A newbie’s attempted tour at NeurIPS 2021 submission

More interestingly, NeurIPS 2021 decided to run an experiment of this author survey:

We are inviting all authors of NeurIPS submissions to fill out a very short (<5 minutes) survey between now and June 11, 2021. The purpose of this survey is to evaluate how well authors’ expectations and perceptions of the review process agree with reviewing outcomes.

All authors are asked to estimate the probability that each of their papers will be accepted in the NeurIPS 2021 review process. Authors who submitted more than one paper will additionally be asked a second question: to rank their papers in terms of their own perception of the papers’ scientific contributions to the NeurIPS community.

After carefully studying some past rejections that are made public on Open Review, I filled the most statistically making-sense number: 20%, which is the average acceptance rate at NeurIPS. I believe, after the survey results become available in the future, there will be sensible authors like myself, and there will be optimists who believed their work is fundamental but hardly incremental. The results will probably be seriously skewed toward both 0%, 20%, and the other end of the spectrum: 80%, 90%, 95%.

Attention needs softmax normalization

The self-attention operator is mathematically defined as follows: $\mathbf{y}\in \mathbb{R}^{n\times d}$ is the input latent representation, query $Q$, keys $K$, values $V$, along with projection matrices $W^{\diamond}$, $\diamond\in {Q,K,V}$

\[W^Q, W^K, W^V \in \mathbb{R}^{d\times d}, \\ Q = \mathbf{y} W^Q, \quad K = \mathbf{y} W^K,\quad V = \mathbf{y}W^V.\]

The scaled dot-product attention is:

\[\text{Attn}_{\text{softmax}} (\mathbf{y}) := \text{Softmax}\left(d^{-1/2}QK^\top \right)V.\]

The full attention is: for $\sigma(\cdot)$ a pointwise universal approximator (feedforward neural net in this case)

\[\operatorname{Attn}: \mathbb{R}^{n\times d}\to \mathbb{R}^{n\times d}, \\ \mathbf{z} = \operatorname{LayerNorm}( \mathbf{y} + \text{Attn}_{\text{softmax}} (\mathbf{y} )) \\ \mathbf{y} \mapsto \operatorname{LayerNorm} \left(\mathbf{z} + \sigma(\mathbf{z})\right). \tag{A}\label{eq:A}\]
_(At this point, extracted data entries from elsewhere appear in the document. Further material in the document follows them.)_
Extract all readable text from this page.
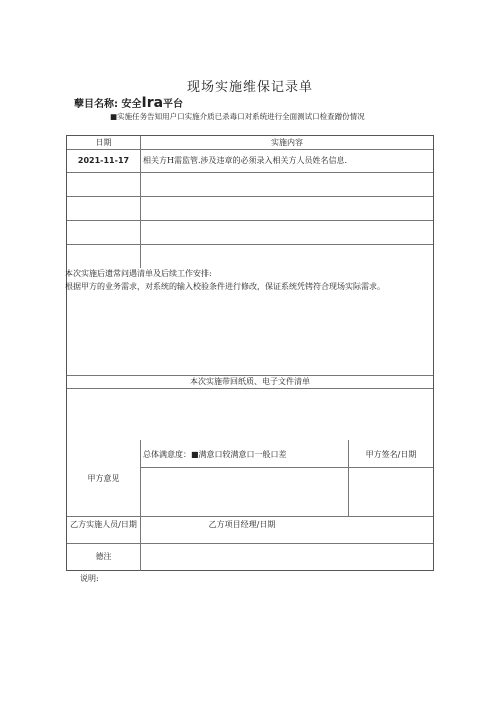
现场实施维保记录单
孽目名称: 安全Ira平台
■实施任务告知用户口实施介质已杀毒口对系统进行全面测试口检查蹭份情况
日期	实施内容
2021-11-17	相关方H需监管.涉及违章的必须录入相关方人员姓名信息.
本次实施后遗常问遇清单及后续工作安排:
根据甲方的业务需求，对系统的输入校验条件进行修改，保证系统凭铐符合现场实际需求。
本次实施带回纸质、电子文件清单
总体满意度：■满意口较满意口一般口差	甲方签名/日期
甲方意见
乙方实施人员/日期	乙方项目经理/日期
德注
说明:
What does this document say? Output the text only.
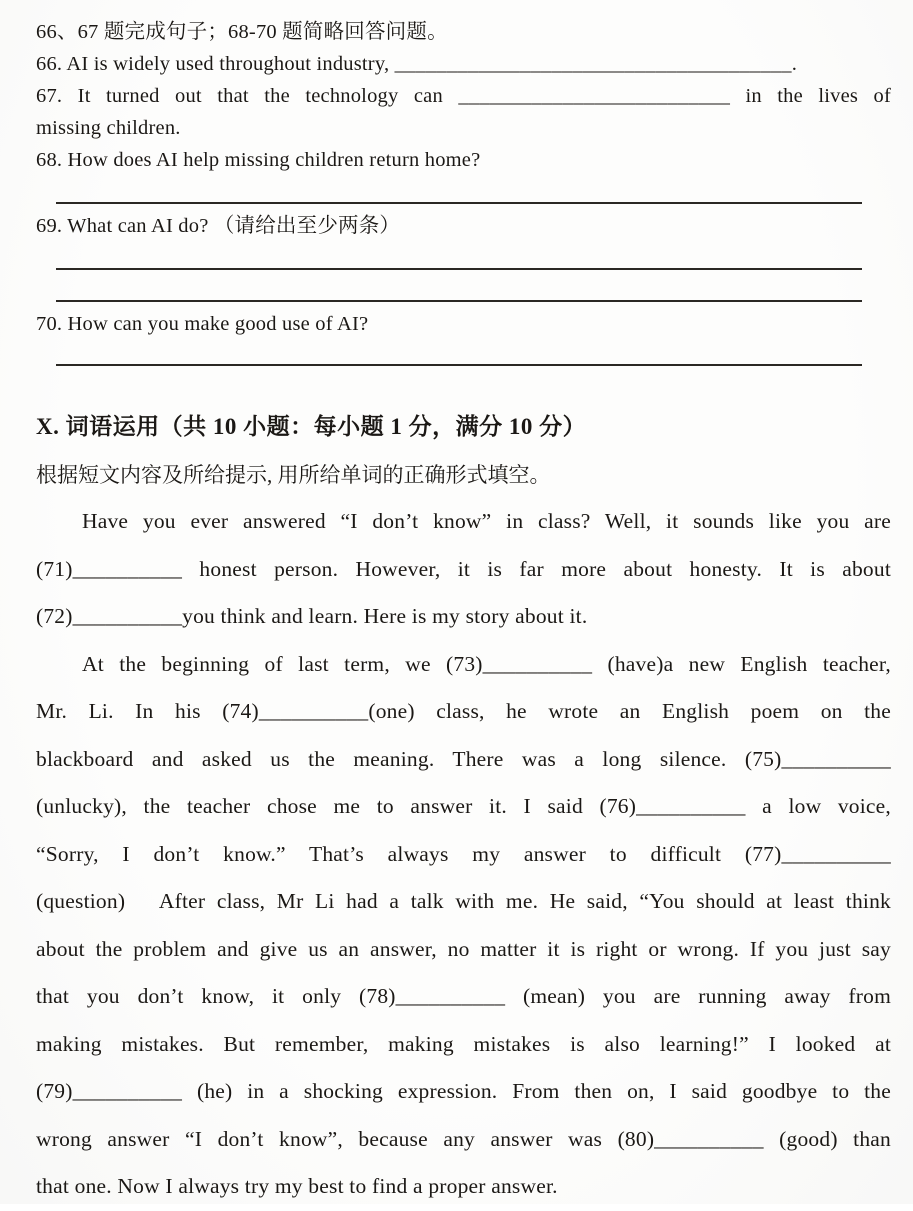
66、67 题完成句子；68-70 题简略回答问题。
66. AI is widely used throughout industry, ______________________________________.
67. It turned out that the technology can __________________________ in the lives of
missing children.
68. How does AI help missing children return home?
69. What can AI do? （请给出至少两条）
70. How can you make good use of AI?
X. 词语运用（共 10 小题：每小题 1 分，满分 10 分）
根据短文内容及所给提示, 用所给单词的正确形式填空。
Have you ever answered “I don’t know” in class? Well, it sounds like you are
(71)__________ honest person. However, it is far more about honesty. It is about
(72)__________you think and learn. Here is my story about it.
At the beginning of last term, we (73)__________ (have)a new English teacher,
Mr. Li. In his (74)__________(one) class, he wrote an English poem on the
blackboard and asked us the meaning. There was a long silence. (75)__________
(unlucky), the teacher chose me to answer it. I said (76)__________ a low voice,
“Sorry, I don’t know.” That’s always my answer to difficult (77)__________
(question)　After class, Mr Li had a talk with me. He said, “You should at least think
about the problem and give us an answer, no matter it is right or wrong. If you just say
that you don’t know, it only (78)__________ (mean) you are running away from
making mistakes. But remember, making mistakes is also learning!” I looked at
(79)__________ (he) in a shocking expression. From then on, I said goodbye to the
wrong answer “I don’t know”, because any answer was (80)__________ (good) than
that one. Now I always try my best to find a proper answer.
In many papers on the interpretation of the self-attention mechanism in Attention is all you need1, including some recent attempts, making analogies with a “kernel interpretation”23, or say linking the $\text{Softmax}(QK^T)V$ as a learnable kernel map is a common practice. $\text{Softmax}(QK^T)$ is described as a similarity measure for each position’s feature vector (learned embeddings of the tokens) with that of every other position. Some notable linearizations456 of the softmax-normalized Transformers are exploiting this interpretation.

I thought, the life would be infinitely easier if it were softmax-free, and we change the interpretation from row-wise to column-wise. So let us do it! The reason is simple, while each row represents the learned embeddings from the tokens of each position, each column can be viewed as a basis function sampled at the grid points from the positional encodings!
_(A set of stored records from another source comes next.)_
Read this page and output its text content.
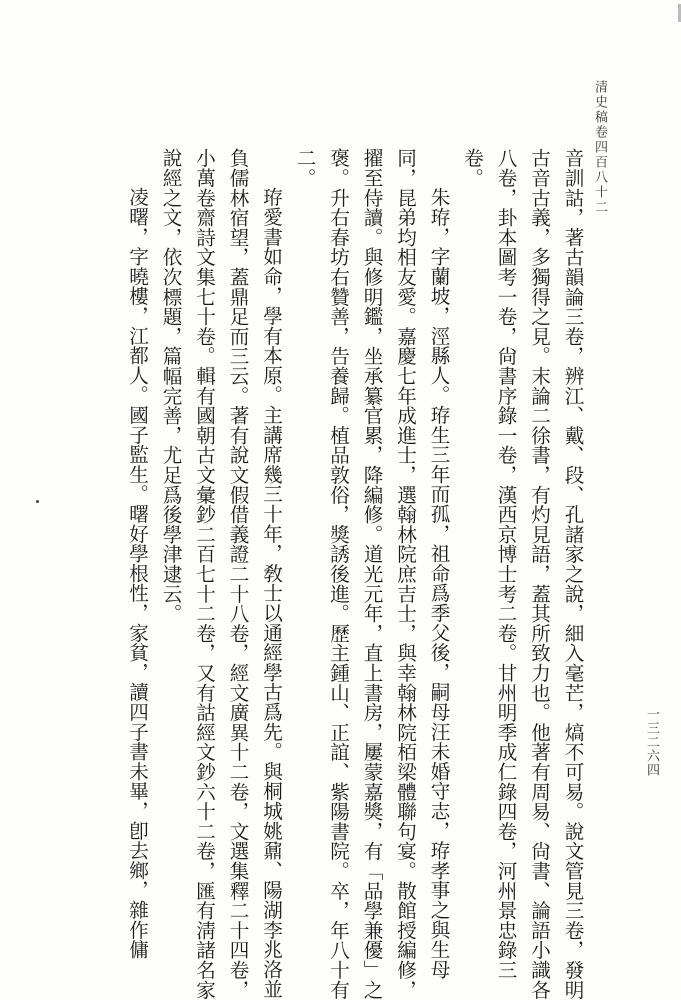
清史稿卷四百八十二
一三二六四

音訓詁，著古韻論三卷，辨江、戴、段、孔諸家之說，細入毫芒，熇不可易。說文管見三卷，發明古音古義，多獨得之見。末論二徐書，有灼見語，蓋其所致力也。他著有周易、尙書、論語小識各八卷，卦本圖考一卷，尙書序錄一卷，漢西京博士考二卷。甘州明季成仁錄四卷，河州景忠錄三卷。

朱珔，字蘭坡，涇縣人。珔生三年而孤，祖命爲季父後，嗣母汪未婚守志，珔孝事之與生母同，昆弟均相友愛。嘉慶七年成進士，選翰林院庶吉士，與幸翰林院栢梁體聯句宴。散館授編修，擢至侍讀。與修明鑑，坐承纂官累，降編修。道光元年，直上書房，屢蒙嘉獎，有「品學兼優」之褒。升右春坊右贊善，告養歸。植品敦俗，獎誘後進。歷主鍾山、正誼、紫陽書院。卒，年八十有二。

珔愛書如命，學有本原。主講席幾三十年，敎士以通經學古爲先。與桐城姚鼐、陽湖李兆洛並負儒林宿望，蓋鼎足而三云。著有說文假借義證二十八卷，經文廣異十二卷，文選集釋二十四卷，小萬卷齋詩文集七十卷。輯有國朝古文彙鈔二百七十二卷，又有詁經文鈔六十二卷，匯有淸諸名家說經之文，依次標題，篇幅完善，尤足爲後學津逮云。

凌曙，字曉樓，江都人。國子監生。曙好學根性，家貧，讀四子書未畢，卽去鄉，雜作傭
An attempt to improve the attention mechanism based mathematical intuition

Now assume that $Q,K,V$’s $j$-th column as (separate) functions $q_j(\cdot)$, $k_j(\cdot)$, $v_j(\cdot)$ sampled at physical locations $x_i\in \mathbb{R}^m$ for $i=1,\dots, n$, along with $z_j(\cdot)$ denoting that of the output of the scaled dot-product. Then, $(QK^T)V$ along with some caveats on the skip-connections, the attention without softmax becomes the Fredholm equation of the second kind:

\[\text{For}\; j=1,\cdots,d,\;\text{ and } x\in \{x_i\}_{i=1}^n, \\ \delta_j^{-1} v_j(x)\approx z_j(x) - \int_{\Omega} \kappa(x,\xi) v_j(\xi) \mathrm{d} \xi,\]

with $\kappa(x,\xi):=\zeta_q(x)\cdot\phi_k(\xi)$ for feature maps $\zeta_q(\cdot), \phi_k(\cdot): \mathbb{R}^m \to \mathbb{R}^{1\times d}$.

Interpreting the attention mechanism as an integral is not new, for example the integral on group has been exploited in LieTransformer7. Nevertheless, introducing the integral into the picture invites a more interesting interpretation for the linear variant without softmax: $Q(K^TV)$ can be viewed as a Petrov-Galerkin projection (if we treat $Q,K,V$’s columns as independent functions):

\[\text{For}\; j=1,\cdots,d,\; \text{ and } x\in \{x_i\}_{i=1}^n, \\ z_j(x) := \sum_{l=1}^d \mathfrak{b}\big( k_l, v_j\big) \, q_l(x), \tag{$*$}\label{eq:attn-g}\]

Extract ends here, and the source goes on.